Numbers highest in Pee Wee and Atom
TORONTO, October 6, 2004 -- The issue of body checking in youth hockey requires ongoing research, says Alison Macpherson, an epidemiologist with York University’s School of Kinesiology and Health Science, who specializes in childhood injury research and prevention.
Macpherson, who will release her own study shortly on the effects of body checking in children’s hockey in Ontario and Quebec, was responding to data released yesterday by the Canadian Institute for Health Information (CIHI).
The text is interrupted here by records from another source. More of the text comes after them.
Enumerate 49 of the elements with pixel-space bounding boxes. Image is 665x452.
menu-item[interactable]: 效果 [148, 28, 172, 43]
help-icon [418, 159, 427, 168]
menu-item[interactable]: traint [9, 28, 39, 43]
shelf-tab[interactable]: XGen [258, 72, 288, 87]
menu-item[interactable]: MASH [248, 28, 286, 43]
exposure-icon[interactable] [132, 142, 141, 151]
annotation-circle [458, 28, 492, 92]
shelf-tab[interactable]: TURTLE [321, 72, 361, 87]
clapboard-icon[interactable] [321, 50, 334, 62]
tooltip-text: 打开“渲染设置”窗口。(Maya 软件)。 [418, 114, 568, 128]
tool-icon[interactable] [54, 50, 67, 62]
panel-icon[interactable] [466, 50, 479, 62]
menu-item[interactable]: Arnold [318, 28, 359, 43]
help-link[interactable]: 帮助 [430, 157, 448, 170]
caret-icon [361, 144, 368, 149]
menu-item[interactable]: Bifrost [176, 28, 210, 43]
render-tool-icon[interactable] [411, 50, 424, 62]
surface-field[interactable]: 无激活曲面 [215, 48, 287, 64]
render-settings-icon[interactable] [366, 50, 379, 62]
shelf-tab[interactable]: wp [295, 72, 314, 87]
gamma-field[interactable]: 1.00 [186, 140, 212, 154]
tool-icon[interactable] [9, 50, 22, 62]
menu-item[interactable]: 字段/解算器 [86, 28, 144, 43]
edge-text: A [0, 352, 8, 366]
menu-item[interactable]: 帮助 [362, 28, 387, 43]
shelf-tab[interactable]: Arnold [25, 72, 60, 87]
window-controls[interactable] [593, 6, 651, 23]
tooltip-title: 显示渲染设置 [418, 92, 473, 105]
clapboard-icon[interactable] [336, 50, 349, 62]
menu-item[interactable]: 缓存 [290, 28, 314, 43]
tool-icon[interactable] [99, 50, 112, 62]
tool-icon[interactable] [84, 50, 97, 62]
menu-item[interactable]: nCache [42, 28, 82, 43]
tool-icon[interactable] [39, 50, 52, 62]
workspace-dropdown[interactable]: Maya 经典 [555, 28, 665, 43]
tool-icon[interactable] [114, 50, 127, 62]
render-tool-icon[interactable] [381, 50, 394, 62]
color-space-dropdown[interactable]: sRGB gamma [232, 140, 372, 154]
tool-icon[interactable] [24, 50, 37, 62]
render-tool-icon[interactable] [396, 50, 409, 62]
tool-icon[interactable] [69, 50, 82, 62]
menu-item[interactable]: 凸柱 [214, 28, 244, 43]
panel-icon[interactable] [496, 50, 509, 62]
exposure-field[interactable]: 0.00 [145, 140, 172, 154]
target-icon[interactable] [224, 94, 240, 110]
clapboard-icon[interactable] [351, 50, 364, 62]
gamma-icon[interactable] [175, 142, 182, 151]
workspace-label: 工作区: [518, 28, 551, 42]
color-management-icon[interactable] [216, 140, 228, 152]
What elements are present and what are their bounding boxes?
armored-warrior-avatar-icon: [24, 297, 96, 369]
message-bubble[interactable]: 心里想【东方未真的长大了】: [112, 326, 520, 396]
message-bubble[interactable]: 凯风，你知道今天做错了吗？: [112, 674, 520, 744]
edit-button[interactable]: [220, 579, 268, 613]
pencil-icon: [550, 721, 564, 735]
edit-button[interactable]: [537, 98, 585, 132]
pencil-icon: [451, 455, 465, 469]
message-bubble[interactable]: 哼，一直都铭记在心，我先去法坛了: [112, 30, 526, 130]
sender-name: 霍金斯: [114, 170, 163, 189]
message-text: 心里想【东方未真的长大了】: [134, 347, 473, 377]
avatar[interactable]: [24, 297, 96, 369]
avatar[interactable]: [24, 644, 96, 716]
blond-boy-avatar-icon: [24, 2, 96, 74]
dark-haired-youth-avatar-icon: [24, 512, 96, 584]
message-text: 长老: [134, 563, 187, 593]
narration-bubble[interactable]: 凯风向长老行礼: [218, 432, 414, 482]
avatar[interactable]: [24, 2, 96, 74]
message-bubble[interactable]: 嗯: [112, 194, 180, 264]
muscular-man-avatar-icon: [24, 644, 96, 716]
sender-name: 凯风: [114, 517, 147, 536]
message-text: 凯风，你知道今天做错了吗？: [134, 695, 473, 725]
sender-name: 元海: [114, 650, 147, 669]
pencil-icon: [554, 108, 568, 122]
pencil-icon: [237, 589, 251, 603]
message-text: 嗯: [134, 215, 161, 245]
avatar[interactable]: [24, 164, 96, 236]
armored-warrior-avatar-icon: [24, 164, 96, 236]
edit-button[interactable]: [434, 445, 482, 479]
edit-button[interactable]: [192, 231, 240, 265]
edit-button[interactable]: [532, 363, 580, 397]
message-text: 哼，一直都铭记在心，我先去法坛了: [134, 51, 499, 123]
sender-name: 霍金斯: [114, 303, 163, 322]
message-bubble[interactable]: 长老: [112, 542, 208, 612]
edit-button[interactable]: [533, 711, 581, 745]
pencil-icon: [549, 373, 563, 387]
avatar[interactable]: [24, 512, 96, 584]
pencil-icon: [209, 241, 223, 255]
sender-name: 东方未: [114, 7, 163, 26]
The CIHI study indicates that while the number of Canadian hockey injuries requiring treatment in an emergency room is falling, serious injuries due to body checking are on the rise, particularly among children.
“The numbers published by CIHI suggest that checking should start at an older age,” Macpherson says, referring to the decision by some minor hockey associations in Ontario to allow full body contact in players as young as nine.
Macpherson, an expert in injury prevention, said more noteworthy than the overall numbers is the concentration of checking-related injuries among children. "There is a peak among boys in the atom and peewee age groups, ages nine to 14,” she notes. “The number of injuries for these children appears to be quite high.
“Playing hockey should be fun, it shouldn't be sending so many kids to hospital,” Macpherson adds.
Prof. Macpherson works with the Canadian Institute for Health Information as a spokesperson and is also scientific consultant to child safety groups. She recently conducted a study on playground equipment for the Toronto District School Board and earned her doctorate studying bicycle helmets and efforts to legislate their use.